The NMH "scan" program just reads the headers of each mail message in an NMH
folder.  So all the first column numbers should have been consecutively
numbered file names.  But instead of "1", etc. it was coming up with "?4128"
which to me shows some kind of massive overflow problem with "-O2" in that
particular instance.

How did an entire OS and kernel get built successfully if it's in this kind of
state?  'Cos other than some random programs (like "xntpd") that crash, most
everything else seems to work OK so far ... (I'm glad for that!  hehe)

> Unfortunately, avenues for alternative compilers are poor.  gcc-current won't
> build sparc64-elf for me, nor sparc64-netbsd (hasn't for _months_).  I've
> tried to get the sparclinux compiler working (they use the RedHat `gcc 2.96'
> thing.. it has dozens and sparc64 patches..) but I couldn't get that working,
> even for `sparc64-elf'.  (I have given up trying to fix the compiler for now.)

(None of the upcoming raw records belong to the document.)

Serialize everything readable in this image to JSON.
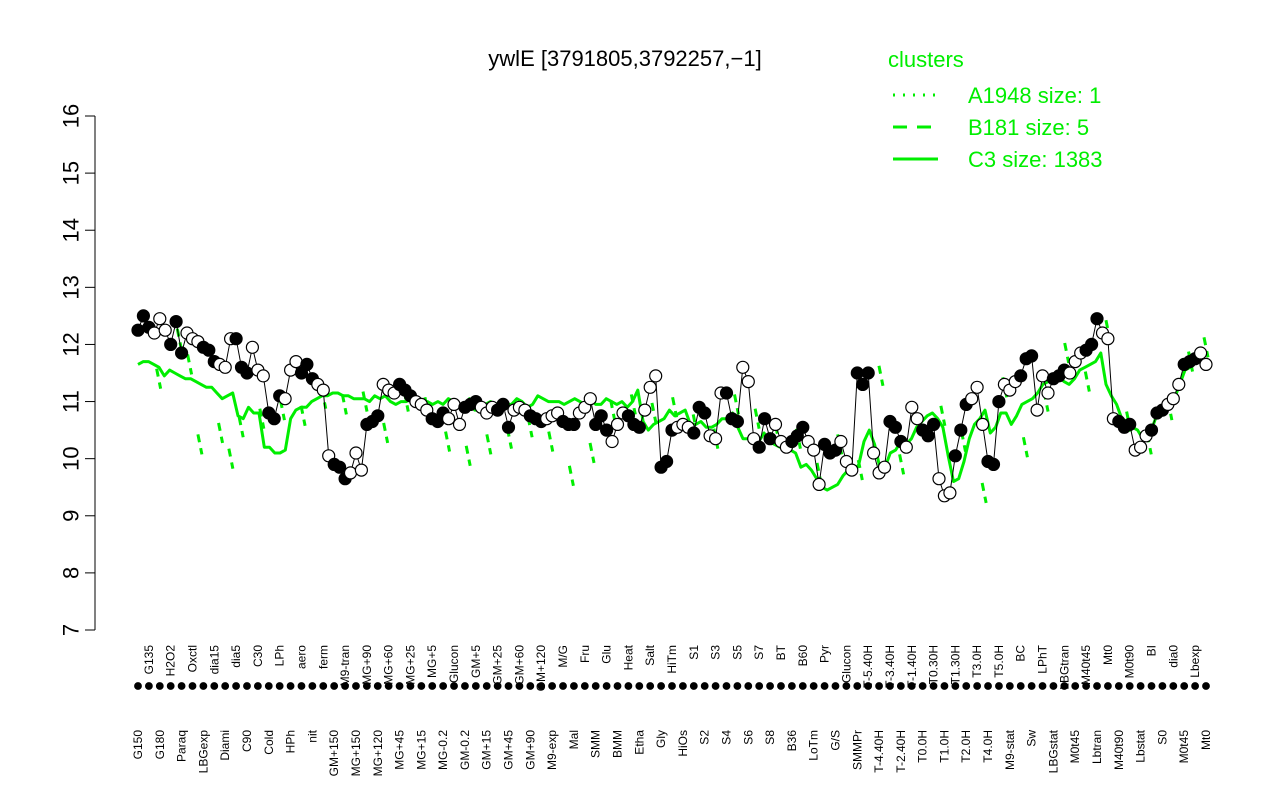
{
  "chart_data": {
    "type": "line",
    "title": "ywlE [3791805,3792257,−1]",
    "xlabel": "",
    "ylabel": "",
    "ylim": [
      7,
      16
    ],
    "yticks": [
      7,
      8,
      9,
      10,
      11,
      12,
      13,
      14,
      15,
      16
    ],
    "grid": false,
    "legend": {
      "title": "clusters",
      "placement": "top-right",
      "color": "#00ee00",
      "entries": [
        {
          "label": "A1948 size: 1",
          "style": "dotted"
        },
        {
          "label": "B181 size: 5",
          "style": "dashed"
        },
        {
          "label": "C3 size: 1383",
          "style": "solid"
        }
      ]
    },
    "tick_labels": [
      "G150",
      "G135",
      "G180",
      "H2O2",
      "Paraq",
      "Oxctl",
      "LBGexp",
      "dia15",
      "Diami",
      "dia5",
      "C90",
      "C30",
      "Cold",
      "LPh",
      "HPh",
      "aero",
      "nit",
      "ferm",
      "GM+150",
      "M9-tran",
      "MG+150",
      "MG+90",
      "MG+120",
      "MG+60",
      "MG+45",
      "MG+25",
      "MG+15",
      "MG+5",
      "MG-0.2",
      "Glucon",
      "GM-0.2",
      "GM+5",
      "GM+15",
      "GM+25",
      "GM+45",
      "GM+60",
      "GM+90",
      "GM+120",
      "M9-exp",
      "M/G",
      "Mal",
      "Fru",
      "SMM",
      "Glu",
      "BMM",
      "Heat",
      "Etha",
      "Salt",
      "Gly",
      "HiTm",
      "HiOs",
      "S1",
      "S2",
      "S3",
      "S4",
      "S5",
      "S6",
      "S7",
      "S8",
      "BT",
      "B36",
      "B60",
      "LoTm",
      "Pyr",
      "G/S",
      "Glucon",
      "SMMPr",
      "T-5.40H",
      "T-4.40H",
      "T-3.40H",
      "T-2.40H",
      "T-1.40H",
      "T0.0H",
      "T0.30H",
      "T1.0H",
      "T1.30H",
      "T2.0H",
      "T3.0H",
      "T4.0H",
      "T5.0H",
      "M9-stat",
      "BC",
      "Sw",
      "LPhT",
      "LBGstat",
      "LBGtran",
      "M0t45",
      "M40t45",
      "Lbtran",
      "Mt0",
      "M40t90",
      "M0t90",
      "Lbstat",
      "BI",
      "S0",
      "dia0",
      "M0t45",
      "Lbexp",
      "Mt0"
    ],
    "series": [
      {
        "style": "points",
        "values": [
          12.25,
          12.5,
          12.3,
          12.2,
          12.45,
          12.25,
          12.0,
          12.4,
          11.85,
          12.2,
          12.1,
          12.05,
          11.95,
          11.9,
          11.7,
          11.65,
          11.6,
          12.1,
          12.1,
          11.6,
          11.5,
          11.95,
          11.55,
          11.45,
          10.8,
          10.7,
          11.1,
          11.05,
          11.55,
          11.7,
          11.5,
          11.65,
          11.4,
          11.3,
          11.2,
          10.05,
          9.9,
          9.85,
          9.65,
          9.75,
          10.1,
          9.8,
          10.6,
          10.65,
          10.75,
          11.3,
          11.2,
          11.15,
          11.3,
          11.2,
          11.1,
          11.0,
          10.95,
          10.85,
          10.7,
          10.65,
          10.8,
          10.7,
          10.95,
          10.6,
          10.9,
          10.95,
          11.0,
          10.9,
          10.8,
          10.9,
          10.85,
          10.95,
          10.55,
          10.85,
          10.9,
          10.85,
          10.75,
          10.7,
          10.65,
          10.7,
          10.75,
          10.8,
          10.65,
          10.6,
          10.6,
          10.8,
          10.9,
          11.05,
          10.6,
          10.75,
          10.5,
          10.3,
          10.6,
          10.8,
          10.75,
          10.6,
          10.55,
          10.85,
          11.25,
          11.45,
          9.85,
          9.95,
          10.5,
          10.55,
          10.6,
          10.55,
          10.45,
          10.9,
          10.8,
          10.4,
          10.35,
          11.15,
          11.15,
          10.7,
          10.65,
          11.6,
          11.35,
          10.35,
          10.2,
          10.7,
          10.35,
          10.6,
          10.3,
          10.2,
          10.3,
          10.4,
          10.55,
          10.3,
          10.15,
          9.55,
          10.25,
          10.1,
          10.15,
          10.3,
          9.95,
          9.8,
          11.5,
          11.3,
          11.5,
          10.1,
          9.75,
          9.85,
          10.65,
          10.55,
          10.3,
          10.2,
          10.9,
          10.7,
          10.5,
          10.4,
          10.6,
          9.65,
          9.35,
          9.4,
          10.05,
          10.5,
          10.95,
          11.05,
          11.25,
          10.6,
          9.95,
          9.9,
          11.0,
          11.3,
          11.2,
          11.35,
          11.45,
          11.75,
          11.8,
          10.85,
          11.45,
          11.15,
          11.4,
          11.45,
          11.55,
          11.5,
          11.7,
          11.85,
          11.9,
          12.0,
          12.45,
          12.2,
          12.1,
          10.7,
          10.65,
          10.55,
          10.6,
          10.15,
          10.2,
          10.4,
          10.5,
          10.8,
          10.85,
          10.95,
          11.05,
          11.3,
          11.65,
          11.7,
          11.75,
          11.85,
          11.65
        ]
      },
      {
        "name": "C3 size: 1383",
        "style": "solid",
        "values": [
          11.65,
          11.7,
          11.7,
          11.65,
          11.6,
          11.45,
          11.55,
          11.5,
          11.45,
          11.4,
          11.4,
          11.35,
          11.3,
          11.25,
          11.25,
          11.15,
          11.05,
          11.1,
          11.15,
          10.75,
          10.7,
          10.9,
          10.8,
          10.8,
          10.2,
          10.2,
          10.1,
          10.1,
          10.15,
          10.7,
          10.85,
          10.9,
          10.9,
          11.0,
          11.05,
          11.1,
          11.1,
          11.15,
          11.15,
          11.1,
          11.1,
          11.05,
          11.05,
          11.05,
          11.0,
          11.1,
          11.05,
          11.1,
          11.0,
          10.95,
          11.0,
          11.0,
          11.05,
          11.0,
          10.95,
          11.0,
          10.95,
          11.0,
          10.95,
          11.05,
          11.0,
          10.95,
          10.95,
          11.05,
          10.85,
          10.85,
          10.95,
          11.0,
          10.95,
          11.0,
          10.95,
          10.95,
          11.05,
          11.0,
          10.9,
          10.95,
          11.1,
          11.05,
          11.0,
          11.0,
          11.0,
          10.95,
          11.0,
          11.05,
          11.0,
          10.95,
          11.05,
          10.95,
          10.95,
          11.05,
          11.0,
          10.95,
          11.0,
          10.9,
          11.0,
          11.2,
          10.65,
          10.5,
          10.6,
          10.65,
          10.7,
          10.85,
          10.75,
          10.8,
          10.85,
          10.6,
          10.6,
          10.65,
          10.55,
          10.55,
          10.6,
          10.7,
          10.7,
          10.8,
          10.55,
          10.35,
          10.35,
          10.4,
          10.3,
          10.45,
          10.3,
          10.25,
          10.2,
          10.25,
          10.15,
          10.1,
          9.85,
          9.9,
          9.8,
          9.65,
          9.5,
          9.45,
          9.5,
          9.55,
          9.7,
          9.8,
          9.75,
          9.9,
          10.3,
          10.5,
          10.25,
          9.85,
          9.85,
          10.1,
          10.15,
          10.3,
          10.25,
          10.35,
          10.55,
          10.65,
          10.75,
          10.8,
          10.7,
          10.55,
          10.05,
          9.6,
          9.65,
          9.95,
          10.35,
          10.6,
          10.7,
          10.85,
          10.45,
          10.55,
          10.8,
          10.8,
          10.6,
          10.75,
          10.95,
          11.0,
          11.05,
          11.15,
          11.3,
          11.35,
          11.4,
          11.45,
          11.35,
          11.3,
          11.4,
          11.55,
          11.6,
          11.65,
          11.7,
          11.85,
          11.3,
          11.1,
          10.95,
          10.7,
          10.65,
          10.55,
          10.5,
          10.35,
          10.45,
          10.6,
          10.85,
          10.9,
          11.0,
          11.05,
          11.3,
          11.55,
          11.6,
          11.7,
          11.8,
          11.6
        ]
      },
      {
        "name": "B181 size: 5",
        "style": "dashed",
        "values": [
          null,
          null,
          null,
          null,
          11.4,
          null,
          null,
          null,
          12.1,
          null,
          11.65,
          null,
          10.25,
          null,
          null,
          null,
          10.45,
          null,
          10.0,
          null,
          10.55,
          null,
          null,
          null,
          10.7,
          null,
          null,
          null,
          10.85,
          null,
          null,
          null,
          10.75,
          null,
          null,
          null,
          11.05,
          null,
          null,
          null,
          10.95,
          null,
          null,
          null,
          11.0,
          null,
          null,
          null,
          10.45,
          null,
          null,
          null,
          11.0,
          null,
          null,
          null,
          10.9,
          null,
          null,
          null,
          10.3,
          null,
          null,
          null,
          10.05,
          null,
          null,
          null,
          10.25,
          null,
          null,
          null,
          10.35,
          null,
          null,
          null,
          10.55,
          null,
          null,
          null,
          10.3,
          null,
          null,
          null,
          9.7,
          null,
          null,
          null,
          10.1,
          null,
          null,
          null,
          10.85,
          null,
          null,
          null,
          10.95,
          null,
          null,
          null,
          10.8,
          null,
          null,
          null,
          10.9,
          null,
          null,
          null,
          10.6,
          null,
          null,
          null,
          10.35,
          null,
          null,
          null,
          10.95,
          null,
          null,
          null,
          10.7,
          null,
          null,
          null,
          10.4,
          null,
          null,
          null,
          10.35,
          null,
          null,
          null,
          9.75,
          null,
          null,
          null,
          10.25,
          null,
          null,
          null,
          9.8,
          null,
          null,
          null,
          11.45,
          null,
          null,
          null,
          9.9,
          null,
          null,
          null,
          10.6,
          null,
          null,
          null,
          10.75,
          null,
          null,
          null,
          10.3,
          null,
          null,
          null,
          9.4,
          null,
          null,
          null,
          11.25,
          null,
          null,
          null,
          10.2,
          null,
          null,
          null,
          11.0,
          null,
          null,
          null,
          11.85,
          null,
          null,
          null,
          11.35,
          null,
          null,
          null,
          12.25,
          null,
          null,
          null,
          10.65,
          null,
          null,
          null,
          10.25,
          null,
          null,
          null,
          10.85,
          null,
          null,
          null,
          11.7,
          null,
          null,
          11.95
        ]
      }
    ]
  }
}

Arggh.  Well, I wouldn't mind so much, if I could find workarounds.  I got
"perl5-base" to compile, finally, by changing "-g -msoft-quad-float -O2 ... "
in "patch-ag" to simply "-O -msoft-quad-float ...", for example.  (Not sure
that it *works*, mind you, but at least it builds, which is a start.  (-: )

But I'm starting to run into thornier stuff.  For example, "sudo" needs
autoconf-2.31 and m4-1.4.  When it runs "autoconf" to create "configure",
these huge bogus line numbers get generated into "configure", and it barfs
on itself when it runs.  I traced this back to "awk" (I think), and here's
a simple demonstration:

isolar# uname -rm
1.4.2 sparc
isolar# awk 'END { printf("%d\n", 1) ; }'
1

netbsd4me# uname -rm
1.5 sparc64
netbsd4me# awk 'END { printf("%d\n", 1) ; }'
9223372045444710399

Note that this number in Hex is 0x80000001FFFFFFFF.  Significant?

If "awk" can't even print out a simple "1" without serious problems, well ...

("gawk" gets built with "-O", so I'm not sure what exactly is being tickled
 that causes this behavior at run-time.  If I build "gawk" with "-g" instead
 of "-O", I get a completely different result than the above -
 0xBFF0000000000000.

 This smacks of weirdness in /usr/src/gnu/dist/gawk/builtin.c::format_tree(),
 maybe in the "unsigned long" stuff in the handlers for "%d"/"%i"?  I tried
 to run (g)awk under GDB, but attempts to print out variables at breakpoints
 give me "Error accessing memory address 0x7NN: Invalid argument." errors.)

This kind of thing is propagating throughout the system, making it really
difficult for me to get anything built in the pkg tree.  <Sigh>

(I suppose this really should've been a simple send-pr, but I'm wondering if
 I'm the only person running into these kinds of things on the Ultra.)

	- Greg